Cuaderno de emancipación #03
“Hey ma, se que sos adulta y tal pero me preocupo, avisame qué vas a hacer”.
El bus nocturno me deja en una rambla oscura cruzada por el viento.
Avanzo con mi maleta de ruedas cortando el silencio helado.
Una tienda de comestibles, con sus colores brillantes, de bebidas y artículos de primera necesidad, es lo único abierto. Me detengo en la puerta, como si fuese el último refugio de humanidad, para ubicarme: google maps me dice que tengo una media hora caminando hasta la casa de mis hijos.
“Hey ma, se que sos adulta y tal pero me preocupo, avisame qué vas a hacer”.
Hija me espera para abrir la puerta porque está acabando un trabajo de la universidad que tiene que entregar mañana. Le he ido notificando cada paso. Son casi las dos de la madrugada. Cometí un error de novata: no mirar la hora del último ferrocarril y el taxi me costará más caro que la cena. Pero tengo demasiado cansancio y prudencia para recorrer a pie la media hora.
Al final de la calle veo la luz verde de un taxi y lo tomo.
Tengo un taller de escritura de tres días. Acabo de escribir durante horas en un cuaderno, a mano, vaciando mi inconsciente bajo consignas audaces que me empujan a un límite que suelo buscar a solas pero no compartir. Quiebro la barrera de ese pudor. Es un grupo de argentinos y argentinas (promedio 30 años) que marcan una distancia cuando digo que tengo hijos mayores, mientras compartimos cerveza y empanadas después del taller.
El rol. Ese rol que envejece. “¿Te imaginás? —proponen —tu madre llegando a la madrugada, borracha y dejando sobre la mesa el cuaderno donde estuvo tres horas escribiendo sobre sexo.” Y da pie a que cuenten historias que descubrieron de sus padres. Y marcan esa frontera, involuntariamente.
Subo al bus con una de mis compañeras, me dejo guiar por las calles, incluso poner la tarjeta de transporte en la máquina. Me siento anciana bajo su mirada. Retomo mi dignidad cuando le explico a qué me dedico. De pronto ella es una joven inexperta y yo una mujer adulta plantada en el centro del escenario otra vez. Ella una novata que va a ingresar, yo ahí dentro por derecho propio.

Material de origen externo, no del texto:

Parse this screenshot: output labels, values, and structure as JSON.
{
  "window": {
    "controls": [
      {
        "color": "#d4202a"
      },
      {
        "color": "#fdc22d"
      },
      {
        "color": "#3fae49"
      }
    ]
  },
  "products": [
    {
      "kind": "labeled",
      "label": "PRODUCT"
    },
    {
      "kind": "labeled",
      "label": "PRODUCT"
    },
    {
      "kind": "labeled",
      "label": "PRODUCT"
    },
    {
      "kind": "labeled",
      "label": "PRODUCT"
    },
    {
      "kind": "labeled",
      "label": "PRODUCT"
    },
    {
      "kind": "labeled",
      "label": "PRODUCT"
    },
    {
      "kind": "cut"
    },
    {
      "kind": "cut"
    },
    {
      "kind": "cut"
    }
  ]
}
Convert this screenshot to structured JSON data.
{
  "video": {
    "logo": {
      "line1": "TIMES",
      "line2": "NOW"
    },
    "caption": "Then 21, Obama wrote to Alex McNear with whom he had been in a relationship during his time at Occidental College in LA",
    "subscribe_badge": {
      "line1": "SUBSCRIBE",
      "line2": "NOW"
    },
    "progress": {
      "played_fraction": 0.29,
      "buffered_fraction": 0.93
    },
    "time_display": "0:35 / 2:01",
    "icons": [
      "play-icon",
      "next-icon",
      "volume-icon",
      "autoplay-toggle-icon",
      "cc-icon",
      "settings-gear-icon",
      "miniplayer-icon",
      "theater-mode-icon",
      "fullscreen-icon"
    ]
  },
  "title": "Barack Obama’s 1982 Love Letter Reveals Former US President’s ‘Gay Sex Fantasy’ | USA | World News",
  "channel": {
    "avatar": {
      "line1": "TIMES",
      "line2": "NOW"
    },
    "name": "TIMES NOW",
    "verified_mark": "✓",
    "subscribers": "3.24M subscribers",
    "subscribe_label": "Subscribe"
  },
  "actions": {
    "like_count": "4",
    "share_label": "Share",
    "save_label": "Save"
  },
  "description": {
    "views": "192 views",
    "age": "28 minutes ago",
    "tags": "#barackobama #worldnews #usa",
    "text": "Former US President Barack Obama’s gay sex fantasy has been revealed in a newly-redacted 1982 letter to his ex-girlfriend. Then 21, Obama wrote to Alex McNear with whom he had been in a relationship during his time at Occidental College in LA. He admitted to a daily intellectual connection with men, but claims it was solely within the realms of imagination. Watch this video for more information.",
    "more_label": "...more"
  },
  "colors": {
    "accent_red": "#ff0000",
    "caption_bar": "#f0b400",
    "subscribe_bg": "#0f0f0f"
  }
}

Hay mucha crueldad en estos roles, las miradas, las palabras, los relatos, la ropa, todo nos coloca en relación. Yo me niego a asumir ese rol y lo quiero más líquido. Edad fluida. No quiero que me encasillen. Muy madura para mi edad o muy adulta para mi aspecto o muy joven para mi experiencia. O muy. O tan. No importa. No quiero. Me sacudo esas etiquetas. No quiero asumirlas. No quiero colgarme esas medallas pesadas.
………
Cruzo unas frases roncas con Hijo Menor antes de que salga para su trabajo, desde el sofá donde dormí. Ayudo a Hija a fijar la ducha en su sitio con una goma del pelo, a poner una cápsula nueva de café; la anterior ha quedado inutilizada y no todo puedo arreglarlo (no se lo digo, no derribaré el último mito). Ya hemos decidido con ella que me quedaré a cocinar un guiso. No vamos a encontrarnos en la ciudad.
Leo un rato gracias a que tengo el móvil descargado, libre de distracciones. Y después repaso lo que escribí anoche.
Espero a Hijo Mayor para desayunar, el único que no se fue. Escucho ya los sonidos en el fondo de la casa, me anticipo a una larga sobremesa que me trae de vuelta al hogar perdido.